Introduction
In this tutorial, we will explore how to build a semantic search engine in Python with just a few lines of code. We will be using HuggingFace and
Upstash-Vector, a vector database for efficient and convenient similarity search.
Our final product will contain 10,000 posts from StackOverflow and will match user questions with relevant posts. This whole tutorial will take just a minute of execution time in Google Colab with a Nvidia T4 GPU.
All of the resources used in this project can be obtained for free.
Semantic Search Algorithm
To perform a semantic search we will use the all-MiniLM-L6-v2 model to convert strings to semantic embeddings. This model is trained so that semantically similar strings and question-answer pairs result in embeddings with high cosine similarity.
At first, our system will encode the entities in our database and insert them to Upstash-Vector with their corresponding embeddings. Afterwards, queries will be vectorized and the vector database will allow us to retrieve posts with similar embeddings easily. As the database uses the state-of-art DiskANN method for the nearest neighbor search, we will enjoy low latency insertion and retrieval.
Codebase
You can find the Jupyter notebook for this project here.
Getting Started
Initializing the Model
At first, we should select a model to convert strings to semantic embeddings as this process affects the database setup. For our demonstration, we will use all-MiniLM-L6-v2. This model provides a fast inference time and is suitable for a semantic search application as its training data contains actual query-result pairs from Yahoo and Stack Exchange.
all-MiniLM-L6-v2 is provided by the sentence-transformers package from HuggingFace.

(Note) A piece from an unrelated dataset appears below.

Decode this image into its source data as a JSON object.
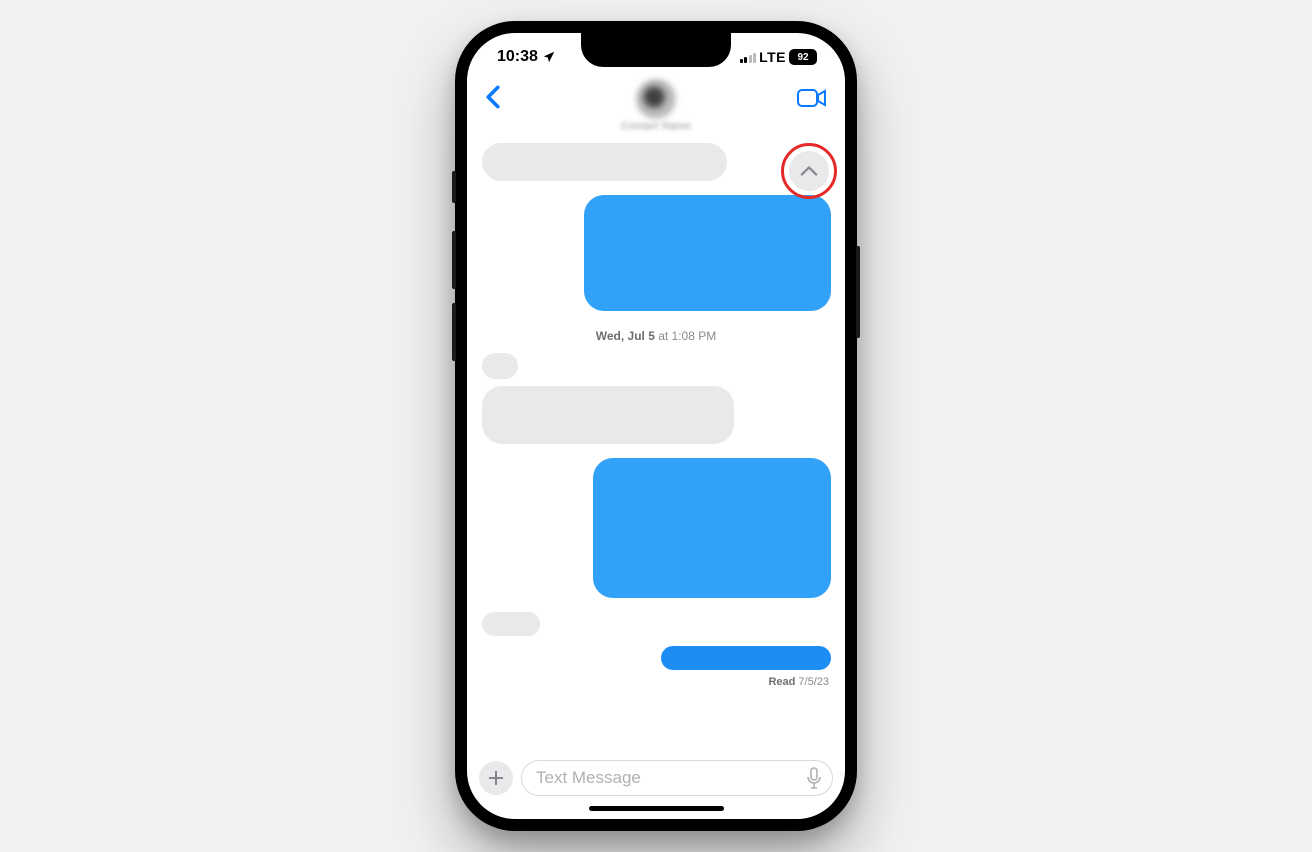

This package can be installed using pip.
pip install -U sentence-transformers
We can initialize this model in a Python script as in the following.

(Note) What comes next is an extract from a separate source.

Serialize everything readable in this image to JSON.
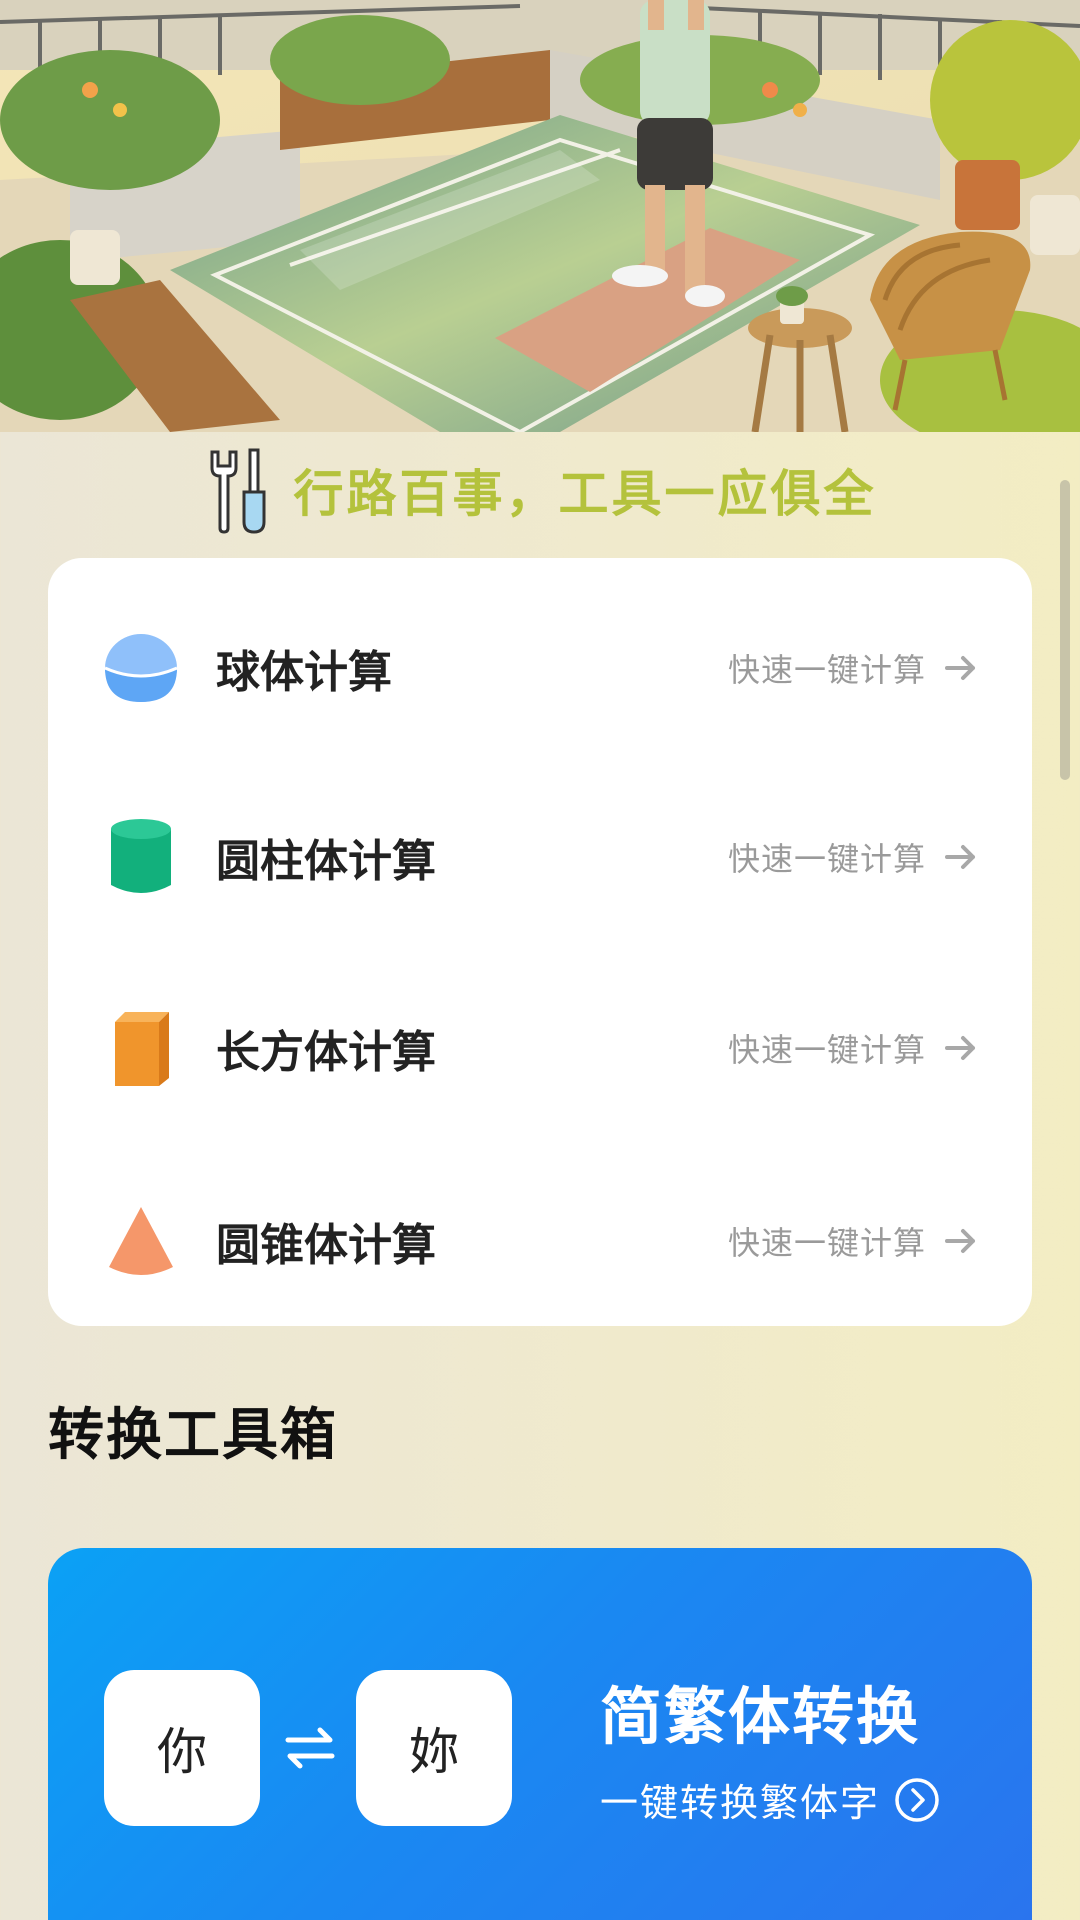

from sentence_transformers import SentenceTransformer
model_name = 'all-MiniLM-L6-v2'
encoder = SentenceTransformer(model_name)
from sentence_transformers import SentenceTransformer
model_name = 'all-MiniLM-L6-v2'
encoder = SentenceTransformer(model_name)
Downloading the Data
For our demonstration, we will use the first 10,000 entities of the stackoverflow-python dataset from the sentence-transformers package. The data contains titles and bodies of actual posts with the Python tag. This dataset can be downloaded using the utils module of the sentence_transformers package.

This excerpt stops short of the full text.